MSE Seminar: Ryan Brune, Effect of Geometrical Parameters on Pressure Distributions of Impulse Manufacturing Technologies

Abstract

Impulse manufacturing technologies, which include vaporizing foil actuator (VFA) and electromagnetic (EM) methods, offer a wide array of capabilities for enabling new sheet metal part designs, which can be applied to automotive, appliance, and aerospace products. Geometrical parameter variation of the primary conductors and assembly configurations were investigated for both technologies, helping to understanding how these processes can best be optimized and integrated into manufacturing settings. A novel approach for quantifying and mapping pressure output was developed called the Profile Indentation Pressure Evaluation (PIPE) method. As the result of an impulse operation, a flat metal transducer sheet is accelerated against a textured surface with regularly spaced profile peaks, and the indented local area fraction is correlated with pressure quantities.
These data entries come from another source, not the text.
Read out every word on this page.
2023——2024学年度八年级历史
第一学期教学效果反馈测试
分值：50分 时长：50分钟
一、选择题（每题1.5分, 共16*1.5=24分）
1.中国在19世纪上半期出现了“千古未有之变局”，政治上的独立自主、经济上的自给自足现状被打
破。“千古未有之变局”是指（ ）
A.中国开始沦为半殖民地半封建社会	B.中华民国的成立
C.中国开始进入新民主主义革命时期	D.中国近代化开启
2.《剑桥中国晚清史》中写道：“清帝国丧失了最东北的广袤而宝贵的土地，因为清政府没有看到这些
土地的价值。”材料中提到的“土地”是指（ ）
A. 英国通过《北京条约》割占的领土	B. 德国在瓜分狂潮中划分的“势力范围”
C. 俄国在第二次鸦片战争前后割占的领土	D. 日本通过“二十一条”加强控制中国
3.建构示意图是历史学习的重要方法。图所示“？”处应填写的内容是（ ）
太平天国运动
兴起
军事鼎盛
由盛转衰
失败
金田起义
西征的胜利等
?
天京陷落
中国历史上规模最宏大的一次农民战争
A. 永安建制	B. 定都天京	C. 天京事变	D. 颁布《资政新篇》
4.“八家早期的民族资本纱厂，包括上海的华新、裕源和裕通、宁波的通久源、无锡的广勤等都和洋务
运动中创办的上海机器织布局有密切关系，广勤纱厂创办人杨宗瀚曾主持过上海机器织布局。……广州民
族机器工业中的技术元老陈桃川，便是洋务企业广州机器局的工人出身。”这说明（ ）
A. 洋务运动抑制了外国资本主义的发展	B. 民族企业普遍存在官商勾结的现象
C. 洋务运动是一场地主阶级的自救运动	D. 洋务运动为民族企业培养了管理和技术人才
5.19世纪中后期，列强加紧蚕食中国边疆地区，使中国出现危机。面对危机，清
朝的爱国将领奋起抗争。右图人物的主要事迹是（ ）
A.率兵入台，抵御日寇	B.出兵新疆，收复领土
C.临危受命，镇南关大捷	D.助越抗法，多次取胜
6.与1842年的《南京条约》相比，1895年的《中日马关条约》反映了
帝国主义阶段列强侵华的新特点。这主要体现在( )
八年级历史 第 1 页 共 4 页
This technique was applied to EM path actuators for shearing, flanging, and hemming operations to assess the accuracy of existing pressure models and support a new analytical model. A design process for path actuator systems was then developed based on this new model. Additionally, application of PIPE to VFA forming and embossing cases revealed the effect of initial foil geometry on pressure distribution, assisting experimental studies on improvement of final die conformity and feature detail transfer on aluminum and stainless steel products. Additionally, these materials were evaluated for suitability in high velocity forming applications via custom conical die testing and sample geometry variation to elicit strain states associated with traditional forming limit diagrams. Formed samples were evaluated with photon doppler velocimetry and digital image correlation to determine performance in comparison to quasi-static forming techniques.

Bio

Ryan Brune has been a research associate for the Impulse Manufacturing Laboratory at The Ohio State University since 2011. He received his BS in Mechanical Engineering from Ohio Northern University in 2011, and his MS in Materials Science and Engineering from The Ohio State University in 2013. Ryan’s past internships involved researching applications of electromagnetic forming technology, which led him to join Dr. Glenn Daehn’s research group to continue working with this interesting field. He continues to enjoy witnessing the application of this and other impulse technologies to manufacturing settings as more people discover all that they can be used for.